栄養士会会長の中村氏は述べる。私たちにとって「健やかな食」とは「身体の栄養」のみらならず、味わいや寛ぎなど「心の栄養」として心身の健康を育むことに深く関わるばかりか、共に食することで人々の連帯意識が高められ、地域づくりや食文化の醸成にも寄与する。
「食べる」ことは自然の命をいただくこと。我々人間は、自然の命をいただき、生きながらえている。だからこそ私たちはより良い人生を送らなければならない。
また、日本歯科医師会会長の大久保氏は咀嚼の重要性について触れる。私たち人間には異物を侵入させないという免疫が備わっている。免疫機能があるために、人間同士の臓器移植や輸血でも不適合であれば拒絶反応を示す。
しかし、私たちは牛の肉を食べることができる。なぜならば、私たちは咀嚼をすることができるからだと大久保氏はいう。生物学者の福岡伸一氏は自書で「牛の肉を食すとき、私たちは咀嚼することで、その肉から牛の情報を消している」と述べているが、まさにそこに咀嚼の重要性があると大久保氏。
日本歯科医師会と日本栄養士会は「食べることは生きることであり、生きることは食べ続けることである」という言葉を基本に捉え、豊かな人間性を育むことを可能とする「あるべき食」や「食べ方」に対する知識と実践、食育の推進を行なうために以下の宣言を発表した。
1.生涯にわたって安全で快適な食生活を営むためには、栄養のバランスをとりながら、しっかり噛むことであり、それを通して、味わい深く、心豊かな人生を営むことを目的とした食育を推進する。
2.嚥下するまでに30回程度は噛み砕くのに必要な固さの食品や料理を選び、さらにそれを一口に30回以上噛んで味わう食べ方である「噛ミング30(カミングサンマル)運動」を推進することで、「食」と「栄養摂取」と「健康」のあるべき形を推進する。
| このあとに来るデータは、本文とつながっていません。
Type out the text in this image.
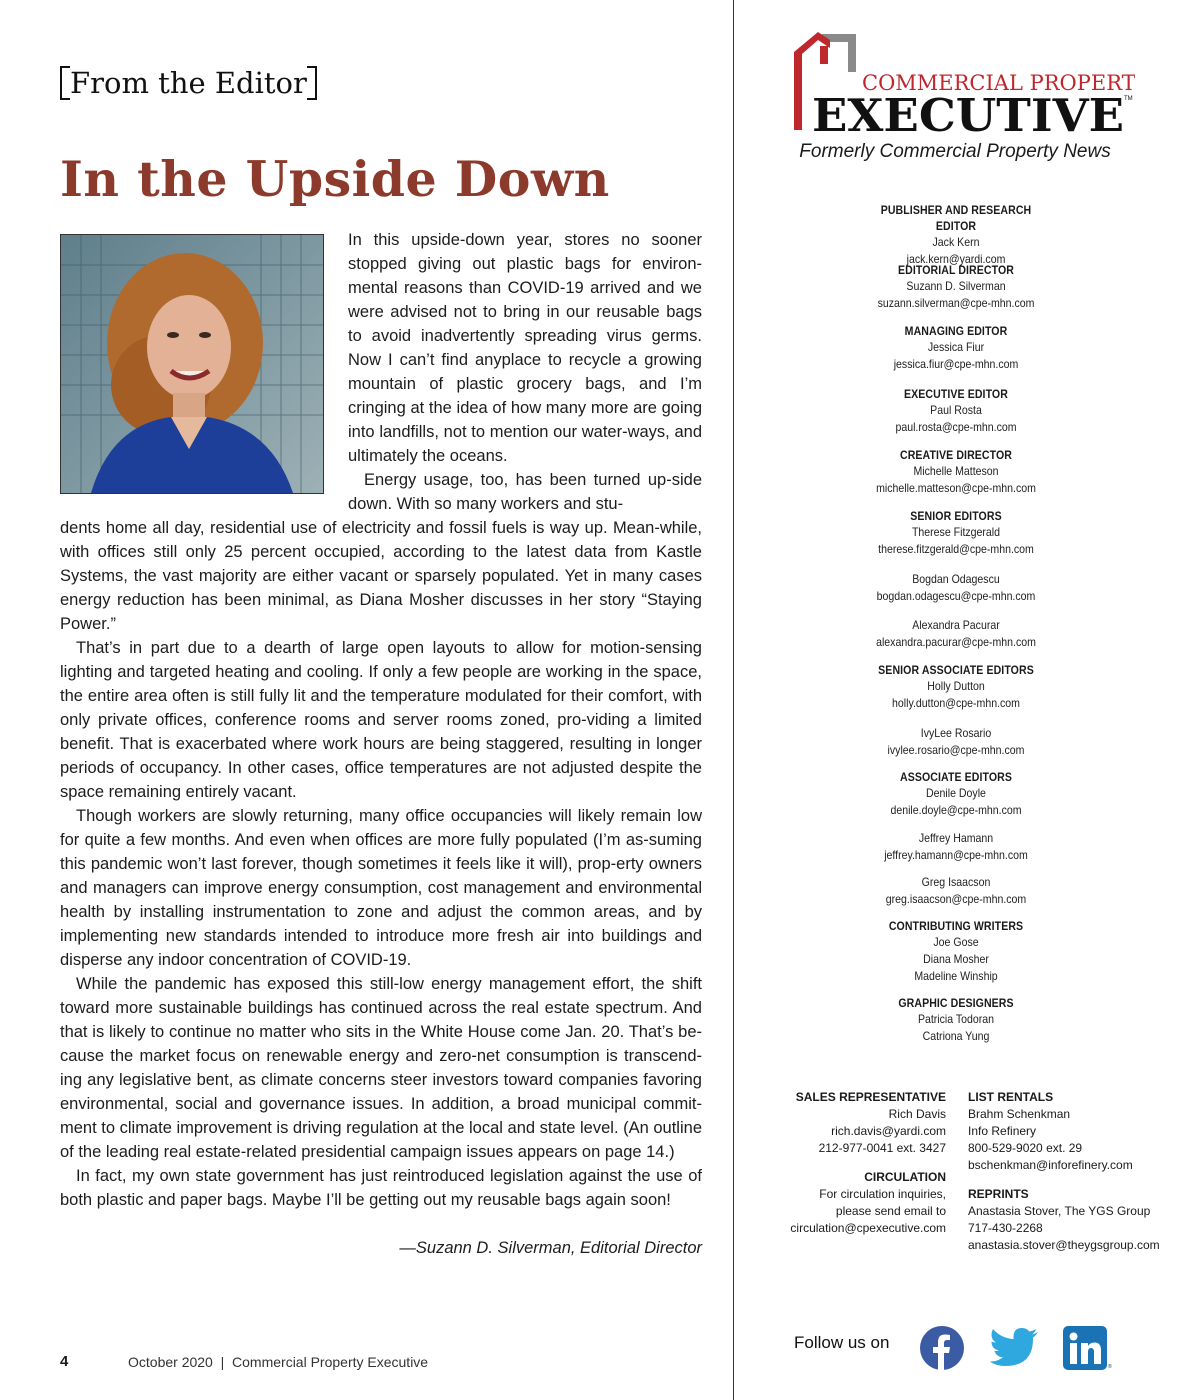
From the Editor
In the Upside Down

In this upside-down year, stores no sooner stopped giving out plastic bags for environ-mental reasons than COVID-19 arrived and we were advised not to bring in our reusable bags to avoid inadvertently spreading virus germs. Now I can’t find anyplace to recycle a growing mountain of plastic grocery bags, and I’m cringing at the idea of how many more are going into landfills, not to mention our water-ways, and ultimately the oceans.

Energy usage, too, has been turned up-side down. With so many workers and stu-

dents home all day, residential use of electricity and fossil fuels is way up. Mean-while, with offices still only 25 percent occupied, according to the latest data from Kastle Systems, the vast majority are either vacant or sparsely populated. Yet in many cases energy reduction has been minimal, as Diana Mosher discusses in her story “Staying Power.”

That’s in part due to a dearth of large open layouts to allow for motion-sensing lighting and targeted heating and cooling. If only a few people are working in the space, the entire area often is still fully lit and the temperature modulated for their comfort, with only private offices, conference rooms and server rooms zoned, pro-viding a limited benefit. That is exacerbated where work hours are being staggered, resulting in longer periods of occupancy. In other cases, office temperatures are not adjusted despite the space remaining entirely vacant.

Though workers are slowly returning, many office occupancies will likely remain low for quite a few months. And even when offices are more fully populated (I’m as-suming this pandemic won’t last forever, though sometimes it feels like it will), prop-erty owners and managers can improve energy consumption, cost management and environmental health by installing instrumentation to zone and adjust the common areas, and by implementing new standards intended to introduce more fresh air into buildings and disperse any indoor concentration of COVID-19.

While the pandemic has exposed this still-low energy management effort, the shift toward more sustainable buildings has continued across the real estate spectrum. And that is likely to continue no matter who sits in the White House come Jan. 20. That’s be-cause the market focus on renewable energy and zero-net consumption is transcend-ing any legislative bent, as climate concerns steer investors toward companies favoring environmental, social and governance issues. In addition, a broad municipal commit-ment to climate improvement is driving regulation at the local and state level. (An outline of the leading real estate-related presidential campaign issues appears on page 14.)

In fact, my own state government has just reintroduced legislation against the use of both plastic and paper bags. Maybe I’ll be getting out my reusable bags again soon!

—Suzann D. Silverman, Editorial Director
4	October 2020  |  Commercial Property Executive
COMMERCIAL PROPERTY
EXECUTIVE TM
Formerly Commercial Property News
PUBLISHER AND RESEARCH EDITOR
Jack Kern
jack.kern@yardi.com
EDITORIAL DIRECTOR
Suzann D. Silverman
suzann.silverman@cpe-mhn.com
MANAGING EDITOR
Jessica Fiur
jessica.fiur@cpe-mhn.com
EXECUTIVE EDITOR
Paul Rosta
paul.rosta@cpe-mhn.com
CREATIVE DIRECTOR
Michelle Matteson
michelle.matteson@cpe-mhn.com
SENIOR EDITORS
Therese Fitzgerald
therese.fitzgerald@cpe-mhn.com
Bogdan Odagescu
bogdan.odagescu@cpe-mhn.com
Alexandra Pacurar
alexandra.pacurar@cpe-mhn.com
SENIOR ASSOCIATE EDITORS
Holly Dutton
holly.dutton@cpe-mhn.com
IvyLee Rosario
ivylee.rosario@cpe-mhn.com
ASSOCIATE EDITORS
Denile Doyle
denile.doyle@cpe-mhn.com
Jeffrey Hamann
jeffrey.hamann@cpe-mhn.com
Greg Isaacson
greg.isaacson@cpe-mhn.com
CONTRIBUTING WRITERS
Joe Gose
Diana Mosher
Madeline Winship
GRAPHIC DESIGNERS
Patricia Todoran
Catriona Yung
SALES REPRESENTATIVE
Rich Davis
rich.davis@yardi.com
212-977-0041 ext. 3427
CIRCULATION
For circulation inquiries,
please send email to
circulation@cpexecutive.com
LIST RENTALS
Brahm Schenkman
Info Refinery
800-529-9020 ext. 29
bschenkman@inforefinery.com
REPRINTS
Anastasia Stover, The YGS Group
717-430-2268
anastasia.stover@theygsgroup.com
Follow us on
®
3.食に関わる団体等と連携・恊働し、食育の重要性を広く国民に訴え、社会的な活動として、これを推進する。
「食」の専門家として歯科医師会、管理栄養士、栄養士、「食」と「健康」に関するすべての職種の専門家が、健全な食生活を実践することができる人間を育み、すべての人々が健康で心豊かな食生活を営むことができるようにその責務を果たし、国民運動である食育を広く推進したいと宣言した。
脳機能からみた咀嚼法のすすめ
大分医科大学名誉教授の坂田利家氏は「脳機能からみた咀嚼法のすすめ」と題して講演。21世紀の食のテーマは「食の暴走をとめること」ではないかという。都市化された社会で食物は氾濫し、お金さえ出せば昼夜を問わなず、食に瞬時にありつける。
食材本来の味を生かし、栄養バランスのとれた健康的な食事よりも、人工的で濃い味付け、高エネルギーで見栄えのよい料理ばかりを好むようになっている。このような環境下では、食本来の脳機能は発揮され難い。